Die Beziehung zwischen verantwortlichen Erwachsenen und Jugendlichen in der Kirche wird durch zwei Faktoren maßgeblich bestimmt: Wie gut und wie viele der jungen Menschen sind in der Kirche integriert und welchen Stellenwert hat die Förderung im konkreten Gemeindealltag und dem Kirchenverständnis? Jugendliche sind ein Teil der Kirche und haben deshalb – wie jede andere Personengruppe auch – ein explizites Anrecht auf einen entsprechenden Anteil an Mitbestimmung und Mitgestaltung. Da würde natürlich niemand widersprechen, aber dies gilt es im Alltag zu leben.

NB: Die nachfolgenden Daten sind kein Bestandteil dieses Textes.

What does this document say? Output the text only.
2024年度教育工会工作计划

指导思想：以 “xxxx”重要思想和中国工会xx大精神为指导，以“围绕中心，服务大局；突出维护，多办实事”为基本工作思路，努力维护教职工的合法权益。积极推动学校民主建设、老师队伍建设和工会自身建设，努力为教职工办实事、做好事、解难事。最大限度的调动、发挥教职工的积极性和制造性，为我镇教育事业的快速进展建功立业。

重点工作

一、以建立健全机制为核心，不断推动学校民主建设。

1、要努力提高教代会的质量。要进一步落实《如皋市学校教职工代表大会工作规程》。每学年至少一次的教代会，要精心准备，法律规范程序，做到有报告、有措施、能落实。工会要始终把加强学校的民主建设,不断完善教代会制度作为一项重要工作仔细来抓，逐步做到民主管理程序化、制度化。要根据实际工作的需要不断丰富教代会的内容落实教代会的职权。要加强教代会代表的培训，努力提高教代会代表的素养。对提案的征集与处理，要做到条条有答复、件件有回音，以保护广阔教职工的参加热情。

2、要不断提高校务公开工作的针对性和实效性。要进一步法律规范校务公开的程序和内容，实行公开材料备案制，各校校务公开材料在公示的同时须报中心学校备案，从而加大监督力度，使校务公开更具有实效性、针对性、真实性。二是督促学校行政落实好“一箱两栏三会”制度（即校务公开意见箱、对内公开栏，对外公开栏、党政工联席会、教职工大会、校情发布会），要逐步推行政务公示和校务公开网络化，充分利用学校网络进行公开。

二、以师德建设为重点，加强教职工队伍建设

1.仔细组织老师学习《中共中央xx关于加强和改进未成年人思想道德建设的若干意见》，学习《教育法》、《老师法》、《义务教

Jugendliche mit ihren Interessen und Bedürfnissen müssen ernst genommen werden und dafür braucht es auch eine strukturelle Grundlage und konkrete methodische Umsetzungen.
Das Potenzial ist da
Und ja, es gibt da schon viele gute Ansätze, von den Jugenddelegierten der EKD bis zu Gemeinden vor Ort, die junge Leute vorbildlich einbeziehen. Von neuen Initiativen wie Fresh X und Erprobungsräumen bis hin zu den elf Zukunftsthesen "Kirche auf gutem Grund" des Z-Teams, wo explizit junge Menschen mit hineingenommen wurden. Aber dies ist allenfalls ein guter Anfang, denn es gilt, die aufgenommene Spur konsequent weiter zu verfolgen und ehrlich zu fragen, wo junge Menschen aktiv in unseren Kirchen vorkommen. Wir sollten über Gestaltungsräume nachdenken, in denen neue Formate und Lieder (auch im Gottesdienst) gemeinsam eingeübt werden oder über die feste Integration von jungen Leuten als Quote in den Leitungsgremien von Kirchenältesten über die Kreissynoden bis hin in die Landessynoden (mit vollem Stimmrecht!). Dies darf die junge Generation auch selbstbewusst als Teil ihrer Kirche einfordern. Denn nur gemeinsam kann Kirche gelingen. Das Potenzial ist zweifelsohne da.